二人は放課後によく出かけるようになった。


ゲームセンターでクレーンゲームに必死になったり、映画館で西村が大泣きしたこともあった。

そして、最後にはいつも喫茶店で夕食を食べて解散した。




狐森の教室にいつも西村が迎えに来る。


ある日。

その教室から靴箱までの間。

廊下を並んで歩く。


西村「シュークリームのシューってキャベツって意味なんだよ」

狐森「そうなんですか」

西村「テレビで前にやってたんだけど、焼きたてのシュークリームがキャベツに似てるからってのが由来なんだって」

狐森「確かに似てますね」


西村にとってこの世界(がっこう)の空気が澄んだ瞬間だった。


表情ひとつ変えずに当たり障りない返答をする狐森に魔法をかけられた。


西村はずっと欲しかった。

それを狐森は持っていた。



○現在。
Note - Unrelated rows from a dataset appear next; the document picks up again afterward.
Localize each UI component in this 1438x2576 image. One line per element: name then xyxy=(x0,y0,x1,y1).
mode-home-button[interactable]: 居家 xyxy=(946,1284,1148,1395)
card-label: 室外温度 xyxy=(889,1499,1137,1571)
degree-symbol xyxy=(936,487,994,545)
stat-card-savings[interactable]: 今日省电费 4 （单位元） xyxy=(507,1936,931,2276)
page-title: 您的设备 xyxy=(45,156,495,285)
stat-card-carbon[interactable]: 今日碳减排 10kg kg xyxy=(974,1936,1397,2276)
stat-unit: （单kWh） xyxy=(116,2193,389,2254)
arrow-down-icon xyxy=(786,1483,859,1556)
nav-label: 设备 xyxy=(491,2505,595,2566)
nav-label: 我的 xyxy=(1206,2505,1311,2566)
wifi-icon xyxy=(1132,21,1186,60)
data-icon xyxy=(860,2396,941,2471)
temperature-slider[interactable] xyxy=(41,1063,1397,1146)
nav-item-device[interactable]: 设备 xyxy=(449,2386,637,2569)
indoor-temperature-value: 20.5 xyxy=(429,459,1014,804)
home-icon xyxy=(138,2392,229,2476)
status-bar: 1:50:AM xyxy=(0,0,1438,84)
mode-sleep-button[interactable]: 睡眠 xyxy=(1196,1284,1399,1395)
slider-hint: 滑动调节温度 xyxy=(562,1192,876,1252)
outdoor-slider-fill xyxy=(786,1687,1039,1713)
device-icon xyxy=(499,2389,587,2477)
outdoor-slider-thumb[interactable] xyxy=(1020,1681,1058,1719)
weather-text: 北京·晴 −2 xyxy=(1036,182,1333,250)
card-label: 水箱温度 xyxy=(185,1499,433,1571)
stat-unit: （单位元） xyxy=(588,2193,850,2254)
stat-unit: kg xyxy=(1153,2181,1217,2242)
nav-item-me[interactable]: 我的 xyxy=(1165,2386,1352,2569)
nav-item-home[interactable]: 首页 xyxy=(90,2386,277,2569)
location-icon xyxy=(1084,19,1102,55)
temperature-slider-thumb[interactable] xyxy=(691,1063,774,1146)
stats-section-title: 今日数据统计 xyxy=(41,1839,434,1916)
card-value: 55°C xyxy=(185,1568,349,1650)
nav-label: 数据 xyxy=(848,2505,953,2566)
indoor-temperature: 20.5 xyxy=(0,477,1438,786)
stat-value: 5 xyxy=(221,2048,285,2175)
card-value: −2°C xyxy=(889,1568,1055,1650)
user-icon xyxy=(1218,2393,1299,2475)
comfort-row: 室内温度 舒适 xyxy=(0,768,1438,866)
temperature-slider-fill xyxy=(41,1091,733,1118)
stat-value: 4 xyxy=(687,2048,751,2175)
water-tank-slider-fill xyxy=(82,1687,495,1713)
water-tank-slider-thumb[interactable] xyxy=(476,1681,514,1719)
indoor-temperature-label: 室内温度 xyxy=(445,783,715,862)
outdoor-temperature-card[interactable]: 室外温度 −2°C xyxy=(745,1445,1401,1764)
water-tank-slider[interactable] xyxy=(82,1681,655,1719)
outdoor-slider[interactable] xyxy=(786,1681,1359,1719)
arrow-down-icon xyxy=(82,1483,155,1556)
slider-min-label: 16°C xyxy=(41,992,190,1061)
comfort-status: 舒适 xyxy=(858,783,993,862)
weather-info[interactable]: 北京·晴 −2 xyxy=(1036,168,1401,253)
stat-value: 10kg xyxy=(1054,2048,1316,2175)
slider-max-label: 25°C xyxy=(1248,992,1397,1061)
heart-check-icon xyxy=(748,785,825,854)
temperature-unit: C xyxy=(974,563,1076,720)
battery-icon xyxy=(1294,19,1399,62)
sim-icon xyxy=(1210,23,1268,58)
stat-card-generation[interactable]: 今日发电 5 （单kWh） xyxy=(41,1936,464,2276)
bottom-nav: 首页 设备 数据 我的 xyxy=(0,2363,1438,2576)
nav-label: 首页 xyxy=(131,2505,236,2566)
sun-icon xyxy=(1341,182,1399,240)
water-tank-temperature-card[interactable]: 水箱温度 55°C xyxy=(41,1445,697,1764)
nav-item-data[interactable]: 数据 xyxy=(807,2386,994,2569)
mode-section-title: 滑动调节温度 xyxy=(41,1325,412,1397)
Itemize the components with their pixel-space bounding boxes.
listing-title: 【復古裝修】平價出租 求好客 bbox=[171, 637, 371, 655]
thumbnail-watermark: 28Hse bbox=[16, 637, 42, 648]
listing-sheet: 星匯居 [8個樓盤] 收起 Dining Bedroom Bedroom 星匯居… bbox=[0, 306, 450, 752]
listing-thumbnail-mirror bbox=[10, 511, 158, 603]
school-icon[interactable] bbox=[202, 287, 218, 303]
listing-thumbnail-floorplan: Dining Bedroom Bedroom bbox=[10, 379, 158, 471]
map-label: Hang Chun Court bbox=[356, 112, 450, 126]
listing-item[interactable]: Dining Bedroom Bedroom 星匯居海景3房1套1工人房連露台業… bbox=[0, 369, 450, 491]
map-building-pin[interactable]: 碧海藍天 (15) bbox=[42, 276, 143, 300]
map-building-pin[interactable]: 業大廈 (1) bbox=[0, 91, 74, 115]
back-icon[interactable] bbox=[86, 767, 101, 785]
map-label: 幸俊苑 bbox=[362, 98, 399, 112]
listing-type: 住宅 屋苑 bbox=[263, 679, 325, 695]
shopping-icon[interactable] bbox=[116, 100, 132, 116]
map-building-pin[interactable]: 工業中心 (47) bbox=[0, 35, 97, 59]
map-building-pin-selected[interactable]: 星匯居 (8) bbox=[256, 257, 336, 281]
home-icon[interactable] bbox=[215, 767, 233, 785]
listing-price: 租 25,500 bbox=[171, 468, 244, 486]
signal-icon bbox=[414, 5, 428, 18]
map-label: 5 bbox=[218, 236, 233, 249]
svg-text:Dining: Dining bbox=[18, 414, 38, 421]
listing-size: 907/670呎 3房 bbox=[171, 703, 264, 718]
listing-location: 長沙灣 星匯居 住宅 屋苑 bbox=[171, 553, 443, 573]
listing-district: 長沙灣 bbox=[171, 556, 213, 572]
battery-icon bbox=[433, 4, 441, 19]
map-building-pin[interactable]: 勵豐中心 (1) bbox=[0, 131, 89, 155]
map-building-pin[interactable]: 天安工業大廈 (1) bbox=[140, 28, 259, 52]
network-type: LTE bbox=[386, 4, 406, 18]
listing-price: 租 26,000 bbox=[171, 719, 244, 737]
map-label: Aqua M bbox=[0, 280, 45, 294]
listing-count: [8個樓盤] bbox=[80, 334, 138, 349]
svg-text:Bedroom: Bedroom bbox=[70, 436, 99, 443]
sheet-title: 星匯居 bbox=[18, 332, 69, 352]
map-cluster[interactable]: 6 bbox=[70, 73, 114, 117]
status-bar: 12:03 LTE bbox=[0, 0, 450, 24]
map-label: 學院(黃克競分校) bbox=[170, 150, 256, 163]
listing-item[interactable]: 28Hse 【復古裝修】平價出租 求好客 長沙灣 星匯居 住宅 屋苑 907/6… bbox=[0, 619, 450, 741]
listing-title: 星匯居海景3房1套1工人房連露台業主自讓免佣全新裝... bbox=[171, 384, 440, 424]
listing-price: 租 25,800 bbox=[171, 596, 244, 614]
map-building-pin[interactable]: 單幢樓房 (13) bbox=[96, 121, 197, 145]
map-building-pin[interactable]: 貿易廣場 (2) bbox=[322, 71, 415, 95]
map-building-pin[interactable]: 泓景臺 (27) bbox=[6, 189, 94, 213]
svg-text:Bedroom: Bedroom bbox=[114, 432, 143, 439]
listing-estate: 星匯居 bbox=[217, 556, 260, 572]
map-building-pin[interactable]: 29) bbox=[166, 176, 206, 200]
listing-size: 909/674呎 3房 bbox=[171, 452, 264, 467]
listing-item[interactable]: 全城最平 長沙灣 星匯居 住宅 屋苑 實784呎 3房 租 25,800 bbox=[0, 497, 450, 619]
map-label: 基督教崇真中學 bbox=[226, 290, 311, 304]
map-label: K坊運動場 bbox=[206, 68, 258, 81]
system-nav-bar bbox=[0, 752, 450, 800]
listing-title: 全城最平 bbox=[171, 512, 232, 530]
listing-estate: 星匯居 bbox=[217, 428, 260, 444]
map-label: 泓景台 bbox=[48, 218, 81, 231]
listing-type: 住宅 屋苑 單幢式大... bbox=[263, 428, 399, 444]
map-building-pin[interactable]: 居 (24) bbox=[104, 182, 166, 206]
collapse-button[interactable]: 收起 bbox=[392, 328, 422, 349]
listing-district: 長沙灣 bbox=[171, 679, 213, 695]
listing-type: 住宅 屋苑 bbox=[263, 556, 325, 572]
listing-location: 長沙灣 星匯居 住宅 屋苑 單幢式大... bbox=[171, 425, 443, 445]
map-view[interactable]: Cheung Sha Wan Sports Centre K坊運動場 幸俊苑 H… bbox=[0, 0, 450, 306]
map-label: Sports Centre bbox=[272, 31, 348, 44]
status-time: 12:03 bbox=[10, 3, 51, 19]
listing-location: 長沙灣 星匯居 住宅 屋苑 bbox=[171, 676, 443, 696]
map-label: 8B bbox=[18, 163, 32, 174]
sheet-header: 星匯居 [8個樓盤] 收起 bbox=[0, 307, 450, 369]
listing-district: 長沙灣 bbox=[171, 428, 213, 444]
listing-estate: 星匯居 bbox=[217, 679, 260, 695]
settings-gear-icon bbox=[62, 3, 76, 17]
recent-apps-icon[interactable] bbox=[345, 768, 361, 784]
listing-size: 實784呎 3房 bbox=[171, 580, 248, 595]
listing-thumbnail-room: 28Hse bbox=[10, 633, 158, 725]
授業から抜け出して、屋上にいる西村(冒頭部分)


西村「ねぇ、今日はどこ行こうか!放課後」

狐森「先輩はなんで他の人じゃなくて、僕と居てくれるんですか」

珍しく顔を赤くする狐森。


西村は驚きつつ、自分の気持ちを伝える時が来たのだと思った。


西村「琥太郎のこと好きだから」

狐森の頭から耳が出てきた。

しかし、西村の気持ちは少し違った形で伝わったようだった。
 

狐森「好きじゃない人とこんなに一緒にいないでしょう?
その好きな人の中からなぜ僕なのかと気になっているんです」


西村「え、あ、うーん」

西村は苦笑いをするしかなかった。